The three-day rule: a recovery pattern for AuDHD burnout

When “just have a weekend off” doesn’t cut it, this is the pattern our clinicians see working.

Ask any adult with co-occurring ADHD and Autism about burnout and they’ll tell you the same thing: a lazy Saturday doesn’t fix it. Real AuDHD burnout is a full-system shutdown — cognitive, sensory, social and physical — and it needs more than a sleep-in.

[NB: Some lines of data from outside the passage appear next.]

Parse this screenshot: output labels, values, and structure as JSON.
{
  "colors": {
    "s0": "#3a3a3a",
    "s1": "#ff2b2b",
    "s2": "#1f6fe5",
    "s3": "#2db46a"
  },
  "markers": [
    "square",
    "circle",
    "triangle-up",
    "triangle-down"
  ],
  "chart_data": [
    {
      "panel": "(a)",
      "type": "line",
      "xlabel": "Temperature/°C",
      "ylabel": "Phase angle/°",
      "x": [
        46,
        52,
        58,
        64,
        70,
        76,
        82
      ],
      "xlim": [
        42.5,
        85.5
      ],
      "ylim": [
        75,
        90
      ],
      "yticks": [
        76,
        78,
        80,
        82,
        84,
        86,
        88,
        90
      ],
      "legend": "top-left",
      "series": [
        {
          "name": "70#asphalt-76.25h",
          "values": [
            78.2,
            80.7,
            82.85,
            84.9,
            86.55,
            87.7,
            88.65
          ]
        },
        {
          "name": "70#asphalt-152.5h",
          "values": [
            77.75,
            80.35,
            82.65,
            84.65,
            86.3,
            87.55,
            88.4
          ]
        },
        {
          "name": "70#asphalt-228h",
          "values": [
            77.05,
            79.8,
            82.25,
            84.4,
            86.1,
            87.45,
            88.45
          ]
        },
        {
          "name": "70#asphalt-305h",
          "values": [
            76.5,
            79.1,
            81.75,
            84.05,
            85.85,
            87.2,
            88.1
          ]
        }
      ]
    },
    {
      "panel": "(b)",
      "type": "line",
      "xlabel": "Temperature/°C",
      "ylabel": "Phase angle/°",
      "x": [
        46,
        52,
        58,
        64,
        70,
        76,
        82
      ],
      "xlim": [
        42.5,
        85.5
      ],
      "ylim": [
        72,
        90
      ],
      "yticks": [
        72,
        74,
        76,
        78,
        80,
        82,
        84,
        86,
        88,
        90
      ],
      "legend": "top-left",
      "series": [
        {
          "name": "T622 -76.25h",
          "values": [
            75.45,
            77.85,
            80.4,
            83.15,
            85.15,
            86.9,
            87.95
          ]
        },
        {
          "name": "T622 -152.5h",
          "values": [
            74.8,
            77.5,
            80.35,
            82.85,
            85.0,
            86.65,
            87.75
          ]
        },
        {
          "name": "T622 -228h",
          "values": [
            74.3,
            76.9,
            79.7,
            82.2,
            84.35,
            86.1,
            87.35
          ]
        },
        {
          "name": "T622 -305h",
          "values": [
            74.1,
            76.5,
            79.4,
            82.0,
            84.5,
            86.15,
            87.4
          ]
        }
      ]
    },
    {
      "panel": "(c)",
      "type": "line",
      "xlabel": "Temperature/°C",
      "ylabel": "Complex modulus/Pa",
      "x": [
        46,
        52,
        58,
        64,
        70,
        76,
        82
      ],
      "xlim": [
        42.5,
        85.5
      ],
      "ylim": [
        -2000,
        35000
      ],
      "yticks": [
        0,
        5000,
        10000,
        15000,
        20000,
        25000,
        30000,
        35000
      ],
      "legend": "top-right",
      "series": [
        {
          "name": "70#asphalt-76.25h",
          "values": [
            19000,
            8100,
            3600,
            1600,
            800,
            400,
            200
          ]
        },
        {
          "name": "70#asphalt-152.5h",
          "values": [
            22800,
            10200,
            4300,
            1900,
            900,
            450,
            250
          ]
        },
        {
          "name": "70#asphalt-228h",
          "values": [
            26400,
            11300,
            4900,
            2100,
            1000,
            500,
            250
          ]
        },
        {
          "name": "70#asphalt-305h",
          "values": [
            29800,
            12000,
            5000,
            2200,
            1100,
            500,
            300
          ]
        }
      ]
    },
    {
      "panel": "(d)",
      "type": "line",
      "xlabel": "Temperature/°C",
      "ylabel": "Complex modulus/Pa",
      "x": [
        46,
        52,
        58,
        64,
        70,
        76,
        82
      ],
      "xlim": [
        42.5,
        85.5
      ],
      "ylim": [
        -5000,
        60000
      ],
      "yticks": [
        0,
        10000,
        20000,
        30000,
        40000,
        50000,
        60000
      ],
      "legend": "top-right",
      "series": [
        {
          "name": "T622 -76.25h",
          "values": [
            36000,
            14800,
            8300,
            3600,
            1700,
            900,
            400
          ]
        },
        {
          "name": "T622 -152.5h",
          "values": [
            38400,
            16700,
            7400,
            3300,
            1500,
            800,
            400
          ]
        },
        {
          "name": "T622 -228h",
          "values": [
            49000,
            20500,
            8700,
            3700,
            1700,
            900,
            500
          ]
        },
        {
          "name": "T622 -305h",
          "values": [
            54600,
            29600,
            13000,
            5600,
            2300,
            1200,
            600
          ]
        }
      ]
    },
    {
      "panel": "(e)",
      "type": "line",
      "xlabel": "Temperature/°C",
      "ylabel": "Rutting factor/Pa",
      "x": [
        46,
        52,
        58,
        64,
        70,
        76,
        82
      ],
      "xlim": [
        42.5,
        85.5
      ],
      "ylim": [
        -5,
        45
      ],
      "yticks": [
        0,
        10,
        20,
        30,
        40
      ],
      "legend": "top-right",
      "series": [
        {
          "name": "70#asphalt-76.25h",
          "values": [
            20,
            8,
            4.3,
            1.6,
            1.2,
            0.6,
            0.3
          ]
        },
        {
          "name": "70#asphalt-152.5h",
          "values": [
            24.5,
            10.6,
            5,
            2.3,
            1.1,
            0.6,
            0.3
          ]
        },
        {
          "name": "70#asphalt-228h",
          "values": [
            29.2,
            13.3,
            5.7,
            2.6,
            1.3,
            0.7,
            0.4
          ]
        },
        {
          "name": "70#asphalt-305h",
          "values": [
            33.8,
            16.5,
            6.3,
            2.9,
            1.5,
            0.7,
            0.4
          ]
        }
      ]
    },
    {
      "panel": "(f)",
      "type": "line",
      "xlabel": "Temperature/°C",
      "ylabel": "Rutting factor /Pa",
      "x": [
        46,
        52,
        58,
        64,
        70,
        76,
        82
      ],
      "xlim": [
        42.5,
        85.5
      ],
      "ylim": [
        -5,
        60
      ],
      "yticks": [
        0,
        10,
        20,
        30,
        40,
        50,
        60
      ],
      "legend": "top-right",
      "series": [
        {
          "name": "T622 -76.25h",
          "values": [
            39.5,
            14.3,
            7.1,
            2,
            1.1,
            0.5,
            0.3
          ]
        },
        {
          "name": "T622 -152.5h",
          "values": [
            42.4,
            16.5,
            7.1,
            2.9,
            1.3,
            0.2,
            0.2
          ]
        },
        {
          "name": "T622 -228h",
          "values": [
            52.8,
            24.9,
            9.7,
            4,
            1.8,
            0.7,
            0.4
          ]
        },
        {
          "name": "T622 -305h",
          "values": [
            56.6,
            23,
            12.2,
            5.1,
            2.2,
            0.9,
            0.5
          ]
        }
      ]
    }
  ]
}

At our community clinics we see a consistent pattern work: the three-day rule. Three days of very low input, in that order: sensory rest, then social rest, then cognitive rest.

Day one: sensory rest

Blackout curtains. Noise-cancelling headphones or silence. Loose clothes. One low-demand meal on repeat. No new smells, no bright lights, no novel environments. Your nervous system has been running on high-alert, and sensory calm is the first thing it can actually absorb.

Day two: social rest

No meetings. No texts you feel obligated to answer. No performing — not even for family. If you live with others, pre-warn them: “I’m not ignoring you, I’m in recovery mode.” This isn’t rudeness. Masking is one of the most expensive things an AuDHD brain can do.

Day three: cognitive rest

No decisions bigger than “what do I want to watch.” Pre-plan meals the day before. Put your phone on grayscale. This is the day most people try to “catch up on life admin” — don’t. Admin is the exact thing your brain can’t do right now.

On day four, re-introduce things one at a time. If a single phone call wipes you out, you went too fast. That’s information, not failure.

Three days won’t fix long-running burnout — but it will stop the downward spiral and give you a baseline to build back from. For structural burnout that’s lasted months, please speak to a clinician.